A Google Drive scanning tool using Google Apps Script designed to provide a comprehensive overview of organizational file access. This tool automatically generates a detailed Google Sheets report listing file names, URLs, access permissions, and ownership. It identifies and flags files with potential external & internal access to prevent unauthorized exposure of sensitive documents.

Google Sheets File Access Auditor

This Google Apps Script creates a new Google Sheet to log details of all Google Sheets files accessible to the active user, including information about file name, owner, editor access, and file URL. It processes files in batches to handle large volumes and sends a notification email with the link to the generated Google Sheet.

Features

• Automated Google Sheets Creation: Creates a new Google Sheet with a unique name based on the active user’s username.
• Batch Processing: Processes Google Sheets files in batches for efficient handling of large datasets.
• Editor Access Logging: Records the emails of users who have edit access to each file, including files that are publicly accessible.
• Email Notification: Sends an email to the active user with a link to the generated Google Sheet containing the file access details.
• CC Notification: Allows specifying additional email recipients for notification.

Prerequisites

• A Google account with access to Google Drive and Google Sheets.
• Google Apps Script editor access to create and deploy the script.

Setup

1. Open your Google Drive and create a new Google Apps Script project.
2. Copy and paste the code from this repository into your Apps Script editor.
3. Adjust the CC variable in the script to specify the email addresses (comma-separated) of additional recipients who should receive access to the created Google Sheet.
4. Run the script with the desired batch size (e.g., 50) to process Google Sheets files and record access details.

---

Code Explanation

Variables and Setup

var CC = '[email protected]';
var username = Session.getActiveUser().getUsername();

CC: Email addresses of recipients who should have access to the created Google Sheet. username: The username of the active Google user, used in naming the new Google Sheet.

Functions

1. createAndShareSheet() This function creates a new Google Sheet and shares access with the recipients specified in CC. It also sends an email to the active user containing the link to the created Google Sheet.
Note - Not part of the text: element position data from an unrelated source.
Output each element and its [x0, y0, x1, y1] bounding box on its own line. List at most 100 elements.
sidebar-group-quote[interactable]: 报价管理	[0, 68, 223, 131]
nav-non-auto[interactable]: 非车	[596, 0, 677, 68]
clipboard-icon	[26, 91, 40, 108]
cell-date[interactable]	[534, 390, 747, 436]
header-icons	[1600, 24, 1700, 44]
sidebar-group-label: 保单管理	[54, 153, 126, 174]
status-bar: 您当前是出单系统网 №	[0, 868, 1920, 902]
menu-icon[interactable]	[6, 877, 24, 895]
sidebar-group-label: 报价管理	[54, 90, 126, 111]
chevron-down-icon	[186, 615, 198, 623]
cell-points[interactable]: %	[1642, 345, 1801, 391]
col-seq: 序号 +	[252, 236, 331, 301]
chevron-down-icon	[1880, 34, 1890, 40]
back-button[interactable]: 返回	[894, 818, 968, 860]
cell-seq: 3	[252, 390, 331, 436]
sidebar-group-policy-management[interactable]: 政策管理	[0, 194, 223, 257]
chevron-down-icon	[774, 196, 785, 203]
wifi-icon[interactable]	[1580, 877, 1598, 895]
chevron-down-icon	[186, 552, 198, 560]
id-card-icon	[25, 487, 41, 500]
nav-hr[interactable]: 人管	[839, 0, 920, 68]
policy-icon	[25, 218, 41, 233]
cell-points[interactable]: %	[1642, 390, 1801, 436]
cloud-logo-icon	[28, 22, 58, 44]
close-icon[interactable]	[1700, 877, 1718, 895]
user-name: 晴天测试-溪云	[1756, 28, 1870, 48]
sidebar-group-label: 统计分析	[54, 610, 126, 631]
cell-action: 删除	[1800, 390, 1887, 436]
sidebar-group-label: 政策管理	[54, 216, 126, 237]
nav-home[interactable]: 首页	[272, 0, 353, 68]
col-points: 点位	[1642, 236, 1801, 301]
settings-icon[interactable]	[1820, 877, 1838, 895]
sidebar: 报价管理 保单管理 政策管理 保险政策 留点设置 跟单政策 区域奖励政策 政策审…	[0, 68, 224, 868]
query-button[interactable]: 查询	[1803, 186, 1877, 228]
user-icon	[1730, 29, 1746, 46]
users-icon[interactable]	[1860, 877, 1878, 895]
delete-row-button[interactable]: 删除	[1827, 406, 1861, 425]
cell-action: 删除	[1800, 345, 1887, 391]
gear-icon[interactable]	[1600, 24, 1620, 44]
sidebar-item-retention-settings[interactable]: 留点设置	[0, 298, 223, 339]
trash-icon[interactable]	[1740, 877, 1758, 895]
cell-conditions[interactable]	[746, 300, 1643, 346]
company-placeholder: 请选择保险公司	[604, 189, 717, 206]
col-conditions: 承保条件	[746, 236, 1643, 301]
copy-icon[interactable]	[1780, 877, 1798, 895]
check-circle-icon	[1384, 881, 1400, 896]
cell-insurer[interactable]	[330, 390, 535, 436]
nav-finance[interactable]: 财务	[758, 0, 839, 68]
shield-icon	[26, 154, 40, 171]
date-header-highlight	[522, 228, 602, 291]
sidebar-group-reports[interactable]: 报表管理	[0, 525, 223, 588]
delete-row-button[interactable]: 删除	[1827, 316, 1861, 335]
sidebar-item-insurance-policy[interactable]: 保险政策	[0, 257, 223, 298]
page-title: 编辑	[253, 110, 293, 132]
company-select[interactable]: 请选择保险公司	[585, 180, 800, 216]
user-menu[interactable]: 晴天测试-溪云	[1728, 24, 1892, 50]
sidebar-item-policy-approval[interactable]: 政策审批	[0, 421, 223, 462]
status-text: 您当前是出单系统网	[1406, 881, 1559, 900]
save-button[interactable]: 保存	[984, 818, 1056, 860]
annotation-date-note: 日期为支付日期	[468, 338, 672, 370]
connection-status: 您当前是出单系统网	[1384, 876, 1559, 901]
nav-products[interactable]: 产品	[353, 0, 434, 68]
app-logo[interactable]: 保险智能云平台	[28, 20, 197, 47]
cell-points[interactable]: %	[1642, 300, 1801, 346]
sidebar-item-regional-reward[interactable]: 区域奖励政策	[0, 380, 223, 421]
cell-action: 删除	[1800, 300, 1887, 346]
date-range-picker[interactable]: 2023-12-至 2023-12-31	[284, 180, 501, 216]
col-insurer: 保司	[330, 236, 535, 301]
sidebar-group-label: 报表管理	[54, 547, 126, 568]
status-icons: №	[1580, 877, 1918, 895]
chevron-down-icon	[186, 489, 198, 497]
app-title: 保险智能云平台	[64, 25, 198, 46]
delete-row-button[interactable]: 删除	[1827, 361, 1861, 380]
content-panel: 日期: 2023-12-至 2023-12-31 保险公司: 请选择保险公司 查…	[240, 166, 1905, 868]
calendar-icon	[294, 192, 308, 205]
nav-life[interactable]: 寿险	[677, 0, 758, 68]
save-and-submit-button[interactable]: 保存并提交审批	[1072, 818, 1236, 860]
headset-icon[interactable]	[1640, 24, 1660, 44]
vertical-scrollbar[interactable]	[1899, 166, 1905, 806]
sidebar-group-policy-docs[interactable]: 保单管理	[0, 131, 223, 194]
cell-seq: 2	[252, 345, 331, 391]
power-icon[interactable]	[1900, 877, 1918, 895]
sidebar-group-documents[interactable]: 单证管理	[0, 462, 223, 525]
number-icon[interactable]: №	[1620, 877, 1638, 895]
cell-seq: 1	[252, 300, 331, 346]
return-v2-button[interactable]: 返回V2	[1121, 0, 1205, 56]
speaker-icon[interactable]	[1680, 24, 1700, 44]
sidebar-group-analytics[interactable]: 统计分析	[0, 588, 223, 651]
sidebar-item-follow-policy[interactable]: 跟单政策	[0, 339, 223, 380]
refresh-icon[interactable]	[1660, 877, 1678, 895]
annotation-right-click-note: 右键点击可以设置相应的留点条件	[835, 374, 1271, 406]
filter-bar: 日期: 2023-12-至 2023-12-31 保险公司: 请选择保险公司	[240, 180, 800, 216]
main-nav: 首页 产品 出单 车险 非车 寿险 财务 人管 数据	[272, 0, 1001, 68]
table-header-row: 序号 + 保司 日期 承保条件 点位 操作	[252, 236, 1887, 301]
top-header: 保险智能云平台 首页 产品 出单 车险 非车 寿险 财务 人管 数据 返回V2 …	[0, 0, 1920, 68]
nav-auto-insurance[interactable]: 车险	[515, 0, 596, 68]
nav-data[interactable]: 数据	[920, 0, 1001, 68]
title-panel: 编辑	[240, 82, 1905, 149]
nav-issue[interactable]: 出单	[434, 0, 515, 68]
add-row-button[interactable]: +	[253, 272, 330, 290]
Parameters: None Returns: sheet - the created Google Sheet object.

2. listGoogleSheetsFilesInBatches(batchSize) This function retrieves all Google Sheets files in the user’s Google Drive and processes them in batches. Each batch is recorded in the generated Google Sheet.
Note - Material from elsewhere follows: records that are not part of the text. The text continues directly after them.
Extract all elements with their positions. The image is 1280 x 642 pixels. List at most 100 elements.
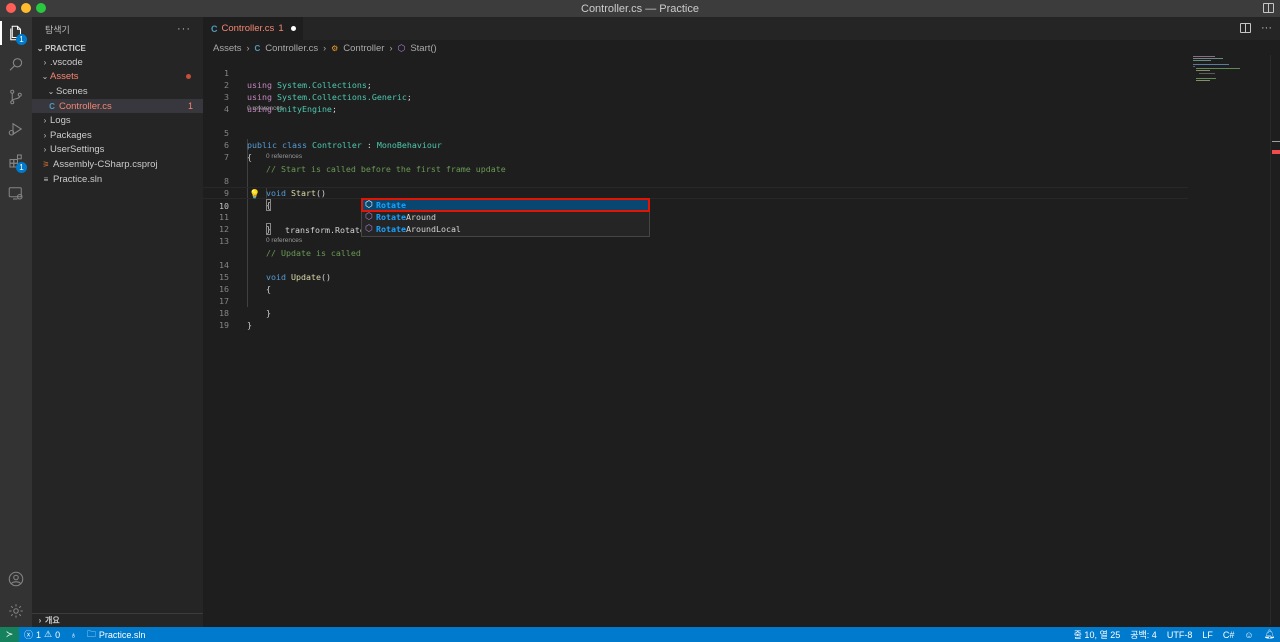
tree-item-label: Logs: [50, 115, 71, 127]
method-icon: ⬡: [397, 42, 406, 53]
code-line: 12: [203, 211, 1188, 234]
run-debug-activity-button[interactable]: [0, 113, 32, 145]
code-editor[interactable]: 1 using System.Collections; 2 using Syst…: [203, 55, 1188, 625]
tree-item-csproj[interactable]: ⚞ Assembly-CSharp.csproj: [32, 157, 203, 172]
chevron-right-icon: ›: [323, 43, 327, 53]
editor-tabs: C Controller.cs 1 ···: [203, 17, 1280, 40]
indentation-status[interactable]: 공백: 4: [1125, 627, 1162, 642]
breadcrumb: Assets › C Controller.cs › ⚙ Controller …: [213, 42, 437, 54]
suggestion-item-rotatearound[interactable]: ⬡ Rotate Around: [362, 211, 649, 223]
vertical-scrollbar[interactable]: [1270, 55, 1280, 625]
minimize-window-button[interactable]: [21, 3, 31, 13]
folder-icon: 🗀: [86, 628, 96, 639]
minimap-line: [1193, 66, 1195, 67]
tree-item-packages[interactable]: › Packages: [32, 128, 203, 143]
encoding-status[interactable]: UTF-8: [1162, 627, 1198, 642]
problems-status[interactable]: ⓧ 1 ⚠ 0: [19, 627, 65, 642]
code-line: 5 public class Controller : MonoBehaviou…: [203, 115, 1188, 150]
tree-item-label: .vscode: [50, 56, 83, 68]
codelens-references[interactable]: 0 references: [266, 236, 302, 246]
maximize-window-button[interactable]: [36, 3, 46, 13]
extensions-activity-button[interactable]: 1: [0, 145, 32, 177]
suggestion-rest: AroundLocal: [405, 224, 461, 234]
minimap-line: [1193, 56, 1215, 57]
lines-icon: ≡: [43, 174, 49, 184]
close-window-button[interactable]: [6, 3, 16, 13]
tree-item-assets[interactable]: ⌄ Assets: [32, 70, 203, 85]
tree-item-sln[interactable]: ≡ Practice.sln: [32, 172, 203, 187]
remote-explorer-icon: [8, 187, 23, 200]
source-control-activity-button[interactable]: [0, 81, 32, 113]
solution-status[interactable]: 🗀 Practice.sln: [82, 627, 151, 642]
codelens-references[interactable]: 0 references: [247, 104, 283, 114]
brace: {: [247, 152, 252, 162]
tree-item-label: Assembly-CSharp.csproj: [53, 158, 158, 170]
cursor-position[interactable]: 줄 10, 열 25: [1069, 627, 1126, 642]
tree-item-controller-cs[interactable]: C Controller.cs 1: [32, 98, 203, 114]
codelens-references[interactable]: 0 references: [266, 152, 302, 162]
code-line: 17 }: [203, 283, 1188, 318]
tree-item-scenes[interactable]: ⌄ Scenes: [32, 84, 203, 99]
eol-status[interactable]: LF: [1197, 627, 1218, 642]
code-line: 18 }: [203, 295, 1188, 330]
chevron-right-icon: ›: [43, 57, 47, 67]
code-line: 7 // Start is called before the first fr…: [203, 139, 1188, 174]
layout-toggle-icon[interactable]: [1263, 3, 1274, 13]
suggestion-match: Rotate: [376, 212, 406, 222]
line-number: 13: [219, 236, 229, 246]
status-bar: ≻ ⓧ 1 ⚠ 0 ♁ 🗀 Practice.sln 줄 10, 열 25 공백…: [0, 627, 1280, 642]
class-icon: ⚙: [331, 43, 339, 53]
outline-section[interactable]: › 개요: [32, 613, 203, 627]
manage-activity-button[interactable]: [0, 595, 32, 627]
suggestion-item-rotatearoundlocal[interactable]: ⬡ Rotate AroundLocal: [362, 223, 649, 235]
feedback-icon[interactable]: ☺: [1239, 627, 1258, 642]
omnisharp-status[interactable]: ♁: [65, 627, 82, 642]
tree-item-usersettings[interactable]: › UserSettings: [32, 143, 203, 158]
tab-controller-cs[interactable]: C Controller.cs 1: [203, 17, 303, 40]
minimap[interactable]: [1190, 55, 1270, 625]
workspace-section[interactable]: ⌄ PRACTICE: [32, 41, 203, 55]
more-actions-icon[interactable]: ···: [1261, 22, 1272, 34]
explorer-activity-button[interactable]: 1: [0, 17, 32, 49]
line-number: 4: [224, 104, 229, 114]
search-activity-button[interactable]: [0, 49, 32, 81]
workspace-title: PRACTICE: [45, 43, 86, 53]
code-line: 3 using UnityEngine;: [203, 79, 1188, 114]
tree-item-logs[interactable]: › Logs: [32, 113, 203, 128]
more-actions-icon[interactable]: ···: [177, 23, 191, 35]
split-editor-icon[interactable]: [1240, 23, 1251, 33]
file-tree: › .vscode ⌄ Assets ⌄ Scenes C Controller…: [32, 55, 203, 186]
breadcrumb-item-method[interactable]: Start(): [410, 43, 436, 54]
csharp-file-icon: C: [49, 101, 55, 111]
breadcrumb-item-file[interactable]: Controller.cs: [265, 43, 318, 54]
title-bar: Controller.cs — Practice: [0, 0, 1280, 17]
code-line: 13 // Update is called: [203, 223, 1188, 258]
window-controls: [6, 3, 46, 13]
suggestion-item-rotate[interactable]: ⬡ Rotate: [361, 198, 650, 212]
chevron-down-icon: ⌄: [36, 43, 44, 53]
accounts-activity-button[interactable]: [0, 563, 32, 595]
code-line: 1 using System.Collections;: [203, 55, 1188, 90]
error-icon: ⓧ: [24, 630, 34, 640]
remote-explorer-activity-button[interactable]: [0, 177, 32, 209]
breadcrumb-item-class[interactable]: Controller: [343, 43, 384, 54]
scrollbar-cursor-marker: [1272, 141, 1280, 142]
brace: }: [247, 320, 252, 330]
unsaved-dot-icon[interactable]: [290, 26, 296, 31]
outline-title: 개요: [45, 616, 60, 625]
language-mode[interactable]: C#: [1218, 627, 1240, 642]
suggestion-list: ⬡ Rotate ⬡ Rotate Around ⬡ Rotate AroundLo…: [361, 198, 650, 237]
chevron-right-icon: ›: [246, 43, 250, 53]
gear-icon: [9, 604, 23, 618]
rss-icon: ⚞: [42, 159, 50, 169]
scrollbar-error-marker: [1272, 150, 1280, 154]
remote-indicator-icon[interactable]: ≻: [0, 627, 19, 642]
chevron-right-icon: ›: [43, 145, 47, 155]
code-line-current: 10 💡 transform.Rotate: [203, 187, 1188, 235]
tree-item-vscode[interactable]: › .vscode: [32, 55, 203, 70]
punctuation: ;: [331, 104, 337, 114]
code-line: 14 void Update(): [203, 247, 1188, 282]
csharp-file-icon: C: [211, 23, 218, 34]
breadcrumb-item-assets[interactable]: Assets: [213, 43, 242, 54]
bell-icon[interactable]: 🔔︎: [1259, 627, 1280, 642]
Parameters: batchSize - number of files to process in each batch. Returns: A promise that resolves when all batches are processed.

3. getEditors(file) This function retrieves the emails of users who have edit access to a specified file, checking for both direct editors and public access.

Parameters: file - a Google Drive file object. Returns: editors - an array of editor email addresses.

4. rocessBatch(sheet, batch) This function processes each batch by appending file details (name, owner, editors, and URL) to the Google Sheet.

Parameters: sheet: The Google Sheet object where data is being logged. batch: An array containing details of the current batch of files. Returns: A promise that resolves when the batch is processed.

---

Example Usage

To run the script, specify the batch size and execute the main function:

var batchSize = 50;
listGoogleSheetsFilesInBatches(batchSize);

Logging and Debugging

The script logs batch processing status and errors using the Logger.log() function, which helps in debugging any issues during execution. You can view logs in the Apps Script editor under View > Logs.

Notes

Performance: The script is optimized for large datasets by using batch processing and asynchronous execution. Access Permissions: Ensure that the script has sufficient permissions to read Google Drive files and send emails. Error Handling: Errors accessing specific files are logged, and the script continues to the next file in the batch.

License

This project is licensed under the MIT License. See the LICENSE file for more information.

Summary of Sections

• Introduction: Brief overview of the script's purpose and functionality.
• Features: Key features and capabilities.
• Prerequisites: Requirements before running the script.
• Setup: Steps to configure the script.
• Code Explanation: Description of key variables and functions.
• Example Usage: Instructions on how to run the script.
• Logging and Debugging: Information on viewing logs for debugging.
• Notes: Important considerations for permissions, performance, and error handling.
• License: Licensing information for the project.

This README.md provides a comprehensive guide for understanding, setting up, and running the script effectively.